La Cour n’a pas non plus à s’aligner sur les positions du gouvernement du jour. Le hic, c’est que la majorité des Américains doutent maintenant de l’intégrité même de la démarche judiciaire.

Dans un sondage auprès de ses membres, le Collège judiciaire national américain a observé que 9 juges sur 10 croient que l’estime du public est en baisse – une perception en hausse très nette par rapport aux autres années.

Parmi les deux facteurs principaux de cette perception : la politisation de la Cour suprême en particulier et du judiciaire en général. Et les attaques des « leaders nationaux » envers la justice – comprendre ici : Donald Trump.

Le juge Royce Lamberth, nommé par le président Ronald Reagan il y a 37 ans, a dénoncé lors d’une sentence le fait que des élus républicains ont présenté les actes criminels du 6-Janvier comme légitimes. Il s’est dit choqué de voir des élus tenter de récrire l’histoire et présenter l’insurrection du 6-Janvier comme une sorte de débordement sans conséquence.

Il va de soi que cette minimisation d’actes criminels graves a sapé la confiance du public envers les procureurs, les juges et toute l’administration de la justice. Surtout quand Donald Trump parle de « prisonniers politiques », alors que tous ont eu droit à un procès en bonne et due forme – si l’on exclut l’utilisation excessive de la loi Enron.

Le niveau de menaces a atteint des sommets, encouragé par l’atmosphère de banalisation de ces évènements.

Et bien entendu, le fait de voir des élus républicains se présenter au procès criminel de Donald Trump a permis à plusieurs de répéter que l’affaire était politique et que le juge lui-même n’était pas impartial.

Un autre juge nommé par Reagan, puis renommé par George W. Bush, Reggie Walton, a dénoncé le ton des attaques de Trump envers le juge Juan Merchan, et les risques de violence qui pourraient en découler.

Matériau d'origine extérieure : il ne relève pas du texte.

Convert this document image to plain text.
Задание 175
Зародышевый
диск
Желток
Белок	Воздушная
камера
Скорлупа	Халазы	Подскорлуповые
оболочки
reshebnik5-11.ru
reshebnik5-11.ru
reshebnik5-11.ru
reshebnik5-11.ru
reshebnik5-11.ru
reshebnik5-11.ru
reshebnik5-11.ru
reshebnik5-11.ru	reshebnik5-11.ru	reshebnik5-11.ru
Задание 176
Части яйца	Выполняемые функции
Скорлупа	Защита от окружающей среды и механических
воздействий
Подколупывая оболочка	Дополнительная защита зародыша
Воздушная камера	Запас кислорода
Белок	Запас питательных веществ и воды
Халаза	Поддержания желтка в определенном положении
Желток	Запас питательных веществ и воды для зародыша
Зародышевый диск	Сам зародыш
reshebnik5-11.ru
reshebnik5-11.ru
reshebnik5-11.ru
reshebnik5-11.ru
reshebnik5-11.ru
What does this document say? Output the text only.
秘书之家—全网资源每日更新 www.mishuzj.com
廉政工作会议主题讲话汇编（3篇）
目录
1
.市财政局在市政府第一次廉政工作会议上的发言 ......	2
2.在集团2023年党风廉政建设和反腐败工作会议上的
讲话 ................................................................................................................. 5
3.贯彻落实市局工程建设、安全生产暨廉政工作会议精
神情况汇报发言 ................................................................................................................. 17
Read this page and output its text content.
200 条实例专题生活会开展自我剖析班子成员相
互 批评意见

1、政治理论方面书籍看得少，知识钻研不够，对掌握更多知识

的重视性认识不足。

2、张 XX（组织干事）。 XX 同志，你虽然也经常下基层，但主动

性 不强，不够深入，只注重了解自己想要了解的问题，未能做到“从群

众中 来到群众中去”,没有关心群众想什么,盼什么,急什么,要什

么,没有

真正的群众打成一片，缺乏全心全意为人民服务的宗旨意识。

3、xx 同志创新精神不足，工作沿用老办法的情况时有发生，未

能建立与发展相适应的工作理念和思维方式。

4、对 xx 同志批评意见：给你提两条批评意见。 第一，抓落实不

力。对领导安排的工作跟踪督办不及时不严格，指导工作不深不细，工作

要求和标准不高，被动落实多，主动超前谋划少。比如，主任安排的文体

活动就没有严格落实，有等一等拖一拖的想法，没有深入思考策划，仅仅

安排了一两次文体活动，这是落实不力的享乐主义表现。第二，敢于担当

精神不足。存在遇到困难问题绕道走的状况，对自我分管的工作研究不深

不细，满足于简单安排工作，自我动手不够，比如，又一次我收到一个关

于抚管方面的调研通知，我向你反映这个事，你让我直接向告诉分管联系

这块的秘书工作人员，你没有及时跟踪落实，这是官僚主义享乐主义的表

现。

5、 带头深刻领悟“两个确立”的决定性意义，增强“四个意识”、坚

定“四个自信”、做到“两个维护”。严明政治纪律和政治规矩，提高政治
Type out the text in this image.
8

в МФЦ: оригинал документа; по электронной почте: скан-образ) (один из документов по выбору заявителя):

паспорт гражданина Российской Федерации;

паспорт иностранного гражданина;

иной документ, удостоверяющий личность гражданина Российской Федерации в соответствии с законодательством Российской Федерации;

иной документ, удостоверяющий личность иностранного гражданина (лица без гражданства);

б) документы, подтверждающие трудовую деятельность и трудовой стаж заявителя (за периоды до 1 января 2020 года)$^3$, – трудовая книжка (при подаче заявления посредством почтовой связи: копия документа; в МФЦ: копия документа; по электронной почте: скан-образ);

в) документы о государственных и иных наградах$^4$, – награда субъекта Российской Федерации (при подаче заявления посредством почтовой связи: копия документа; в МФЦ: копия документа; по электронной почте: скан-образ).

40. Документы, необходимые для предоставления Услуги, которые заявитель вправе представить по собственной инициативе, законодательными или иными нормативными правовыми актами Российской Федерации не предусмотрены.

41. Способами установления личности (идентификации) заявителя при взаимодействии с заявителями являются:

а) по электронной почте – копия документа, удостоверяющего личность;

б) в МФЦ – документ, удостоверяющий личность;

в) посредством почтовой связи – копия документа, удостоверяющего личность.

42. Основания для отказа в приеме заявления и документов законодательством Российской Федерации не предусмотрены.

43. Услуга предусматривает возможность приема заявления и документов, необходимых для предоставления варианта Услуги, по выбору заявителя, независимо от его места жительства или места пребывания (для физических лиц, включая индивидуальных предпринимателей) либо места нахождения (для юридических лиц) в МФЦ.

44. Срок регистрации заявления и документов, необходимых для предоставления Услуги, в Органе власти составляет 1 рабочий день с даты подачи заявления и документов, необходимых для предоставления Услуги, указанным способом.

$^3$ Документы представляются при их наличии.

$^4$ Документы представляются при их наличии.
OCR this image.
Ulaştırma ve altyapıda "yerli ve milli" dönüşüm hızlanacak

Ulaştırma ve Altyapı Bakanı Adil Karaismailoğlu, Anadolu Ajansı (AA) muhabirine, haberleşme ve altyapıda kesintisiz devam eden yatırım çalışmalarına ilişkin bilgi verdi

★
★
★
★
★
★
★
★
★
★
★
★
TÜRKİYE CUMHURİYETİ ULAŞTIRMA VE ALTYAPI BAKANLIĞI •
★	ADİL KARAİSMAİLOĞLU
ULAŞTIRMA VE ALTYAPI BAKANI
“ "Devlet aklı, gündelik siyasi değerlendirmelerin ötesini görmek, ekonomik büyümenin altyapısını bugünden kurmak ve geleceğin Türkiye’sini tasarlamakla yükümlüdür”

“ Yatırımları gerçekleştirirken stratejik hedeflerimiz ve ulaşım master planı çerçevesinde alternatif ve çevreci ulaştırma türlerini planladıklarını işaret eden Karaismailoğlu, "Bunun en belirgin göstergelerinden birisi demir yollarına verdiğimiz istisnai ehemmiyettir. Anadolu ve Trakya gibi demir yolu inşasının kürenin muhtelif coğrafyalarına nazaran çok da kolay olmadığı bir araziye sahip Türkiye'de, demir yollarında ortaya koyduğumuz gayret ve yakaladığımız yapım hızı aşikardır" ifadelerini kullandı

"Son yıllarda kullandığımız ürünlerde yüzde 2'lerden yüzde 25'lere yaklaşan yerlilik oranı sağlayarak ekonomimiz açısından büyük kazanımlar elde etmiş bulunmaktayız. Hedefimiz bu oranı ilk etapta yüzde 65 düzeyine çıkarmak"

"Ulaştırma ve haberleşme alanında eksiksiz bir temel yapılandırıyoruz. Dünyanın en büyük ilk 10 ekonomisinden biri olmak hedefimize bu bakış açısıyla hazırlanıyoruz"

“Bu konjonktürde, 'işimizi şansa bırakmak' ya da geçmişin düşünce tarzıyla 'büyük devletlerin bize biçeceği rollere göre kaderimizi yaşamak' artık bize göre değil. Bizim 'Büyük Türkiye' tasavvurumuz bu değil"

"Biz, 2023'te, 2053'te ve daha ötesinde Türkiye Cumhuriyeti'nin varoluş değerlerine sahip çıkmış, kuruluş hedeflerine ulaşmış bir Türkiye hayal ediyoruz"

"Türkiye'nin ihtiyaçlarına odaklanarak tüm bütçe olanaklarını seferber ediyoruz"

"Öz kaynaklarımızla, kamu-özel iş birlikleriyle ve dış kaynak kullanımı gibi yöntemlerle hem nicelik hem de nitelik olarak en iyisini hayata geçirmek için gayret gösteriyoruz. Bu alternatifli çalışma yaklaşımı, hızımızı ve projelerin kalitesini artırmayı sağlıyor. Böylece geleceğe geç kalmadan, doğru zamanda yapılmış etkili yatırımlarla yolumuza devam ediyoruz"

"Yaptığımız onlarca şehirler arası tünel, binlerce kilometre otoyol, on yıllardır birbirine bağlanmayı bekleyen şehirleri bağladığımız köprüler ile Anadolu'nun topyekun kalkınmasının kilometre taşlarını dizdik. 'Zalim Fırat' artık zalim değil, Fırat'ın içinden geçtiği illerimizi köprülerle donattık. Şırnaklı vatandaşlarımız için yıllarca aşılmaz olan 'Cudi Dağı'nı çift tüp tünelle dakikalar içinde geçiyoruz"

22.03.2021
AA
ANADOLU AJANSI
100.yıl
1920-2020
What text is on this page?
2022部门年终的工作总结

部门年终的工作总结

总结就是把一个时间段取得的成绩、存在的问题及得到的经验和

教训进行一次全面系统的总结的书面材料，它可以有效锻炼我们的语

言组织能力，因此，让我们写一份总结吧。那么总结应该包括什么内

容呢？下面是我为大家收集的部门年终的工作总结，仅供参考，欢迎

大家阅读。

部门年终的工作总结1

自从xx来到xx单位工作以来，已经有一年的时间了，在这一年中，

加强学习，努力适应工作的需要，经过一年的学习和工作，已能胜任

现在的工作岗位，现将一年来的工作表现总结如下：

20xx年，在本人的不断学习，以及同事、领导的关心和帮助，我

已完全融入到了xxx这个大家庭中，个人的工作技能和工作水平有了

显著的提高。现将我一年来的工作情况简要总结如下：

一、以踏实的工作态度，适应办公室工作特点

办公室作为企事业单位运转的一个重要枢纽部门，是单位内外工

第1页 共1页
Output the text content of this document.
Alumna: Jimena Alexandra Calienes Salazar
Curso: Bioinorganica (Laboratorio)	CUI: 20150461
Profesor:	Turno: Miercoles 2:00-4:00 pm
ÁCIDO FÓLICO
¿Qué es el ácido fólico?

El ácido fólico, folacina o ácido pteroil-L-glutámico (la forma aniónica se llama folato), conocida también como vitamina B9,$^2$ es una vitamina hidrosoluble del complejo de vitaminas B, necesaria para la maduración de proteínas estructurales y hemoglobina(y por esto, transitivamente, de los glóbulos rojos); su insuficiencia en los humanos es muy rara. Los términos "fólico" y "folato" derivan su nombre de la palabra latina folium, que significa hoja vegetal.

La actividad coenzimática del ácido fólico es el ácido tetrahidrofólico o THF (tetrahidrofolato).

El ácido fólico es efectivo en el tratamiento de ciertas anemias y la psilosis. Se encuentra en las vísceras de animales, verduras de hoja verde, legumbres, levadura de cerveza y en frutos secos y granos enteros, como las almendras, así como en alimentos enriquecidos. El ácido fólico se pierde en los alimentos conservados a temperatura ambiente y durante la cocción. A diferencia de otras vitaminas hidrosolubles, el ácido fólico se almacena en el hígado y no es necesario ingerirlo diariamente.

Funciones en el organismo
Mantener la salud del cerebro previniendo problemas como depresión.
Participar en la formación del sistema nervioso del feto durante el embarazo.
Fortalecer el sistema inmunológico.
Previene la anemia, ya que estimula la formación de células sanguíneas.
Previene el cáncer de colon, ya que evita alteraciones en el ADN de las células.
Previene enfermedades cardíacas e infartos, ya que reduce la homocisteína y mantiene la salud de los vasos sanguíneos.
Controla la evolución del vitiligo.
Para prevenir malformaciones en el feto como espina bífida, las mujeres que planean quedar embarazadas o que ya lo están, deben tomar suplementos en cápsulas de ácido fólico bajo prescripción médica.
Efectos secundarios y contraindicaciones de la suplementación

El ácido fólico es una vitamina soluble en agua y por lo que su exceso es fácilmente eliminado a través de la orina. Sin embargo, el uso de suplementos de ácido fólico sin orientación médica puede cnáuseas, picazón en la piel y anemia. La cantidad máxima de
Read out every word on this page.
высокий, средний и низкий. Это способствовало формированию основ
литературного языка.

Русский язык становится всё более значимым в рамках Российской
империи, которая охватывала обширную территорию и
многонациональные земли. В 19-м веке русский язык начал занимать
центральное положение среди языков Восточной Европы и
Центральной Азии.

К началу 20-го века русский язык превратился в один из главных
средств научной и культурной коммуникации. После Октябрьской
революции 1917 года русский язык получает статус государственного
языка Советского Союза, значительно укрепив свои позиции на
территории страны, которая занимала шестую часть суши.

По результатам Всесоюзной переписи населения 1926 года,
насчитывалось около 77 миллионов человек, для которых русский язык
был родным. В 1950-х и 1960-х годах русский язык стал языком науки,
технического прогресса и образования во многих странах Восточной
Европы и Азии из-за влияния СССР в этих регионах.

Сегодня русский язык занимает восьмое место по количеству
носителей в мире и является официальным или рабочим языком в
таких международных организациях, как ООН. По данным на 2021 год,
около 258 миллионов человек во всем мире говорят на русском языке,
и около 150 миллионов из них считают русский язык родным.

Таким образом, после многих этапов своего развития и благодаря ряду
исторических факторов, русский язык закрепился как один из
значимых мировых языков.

Cette exceptionnelle sortie publique est seulement l’écho de l’inquiétude généralisée des juges américains devant les attaques contre l’indépendance judiciaire et les manœuvres politiques concertées contre la crédibilité du système.

Les juges tant conservateurs que progressistes ont beau avoir rejeté en bloc les allégations de fraude électorale en 2020, le mensonge est encore répété, répété, comme si ça n’avait aucune valeur.

Le moral judiciaire est vraiment au plus bas dans la magistrature américaine.